La recherche de la vérité et la manière de résoudre les problèmes que cela pose restent le centre des querelles dont les lettres de Bataille et Ambrosino se font écho. Les deux chercheurs pouvaient se rejoindre dans une forme de synthèse ou du moins vers celui qui pourrait la donner : le poète. Seul il « sait qu’il n’y a pas de solution mais seulement une intensité dans le paradoxe ». Mais pour Ambrosino, le scientifique s’en estime plus proche que le philosophe. Ce que Bataille d’une certaine manière conteste : au mépris du savant répond sa méfiance envers lui.
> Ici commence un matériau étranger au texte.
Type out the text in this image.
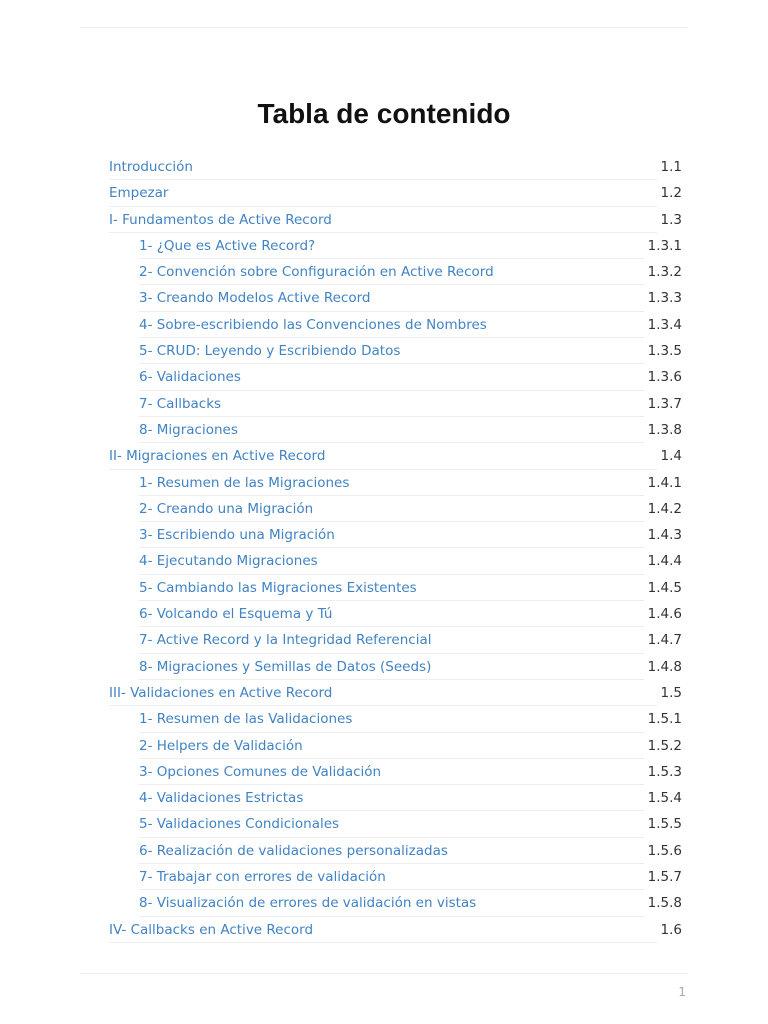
Tabla de contenido
Introducción	1.1
Empezar	1.2
I- Fundamentos de Active Record	1.3
1- ¿Que es Active Record?	1.3.1
2- Convención sobre Configuración en Active Record	1.3.2
3- Creando Modelos Active Record	1.3.3
4- Sobre-escribiendo las Convenciones de Nombres	1.3.4
5- CRUD: Leyendo y Escribiendo Datos	1.3.5
6- Validaciones	1.3.6
7- Callbacks	1.3.7
8- Migraciones	1.3.8
II- Migraciones en Active Record	1.4
1- Resumen de las Migraciones	1.4.1
2- Creando una Migración	1.4.2
3- Escribiendo una Migración	1.4.3
4- Ejecutando Migraciones	1.4.4
5- Cambiando las Migraciones Existentes	1.4.5
6- Volcando el Esquema y Tú	1.4.6
7- Active Record y la Integridad Referencial	1.4.7
8- Migraciones y Semillas de Datos (Seeds)	1.4.8
III- Validaciones en Active Record	1.5
1- Resumen de las Validaciones	1.5.1
2- Helpers de Validación	1.5.2
3- Opciones Comunes de Validación	1.5.3
4- Validaciones Estrictas	1.5.4
5- Validaciones Condicionales	1.5.5
6- Realización de validaciones personalizadas	1.5.6
7- Trabajar con errores de validación	1.5.7
8- Visualización de errores de validación en vistas	1.5.8
IV- Callbacks en Active Record	1.6
1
Dès lors la correspondance avance telle une course d’obstacles intellectuels mais aussi psychologiques. Les deux correspondants possèdent leur caractère. « Ambro », quoique bouillonnant de vie, est toujours réfléchi, maîtrisé, porté à communiquer. Bataille est plus emporté et cassant, prêt à rompre sinon l’amitié du moins la  correspondance. Sa rage pourtant ne pointe jamais dans ce dialogue. En dépit de ses divergences avec Ambrosino, il reconnaît ses qualités intellectuelles et son raisonnement. Mais plus que lui, Bataille se laisse emporter vers certaines « folies ». En ce sens il est plus poète que son correspondant. Toutefois et comme le souligne en fin de livre la fille de Bataille, « leurs limites étaient différentes », si bien que leurs diverses colères se conjuguent que bien, que mal.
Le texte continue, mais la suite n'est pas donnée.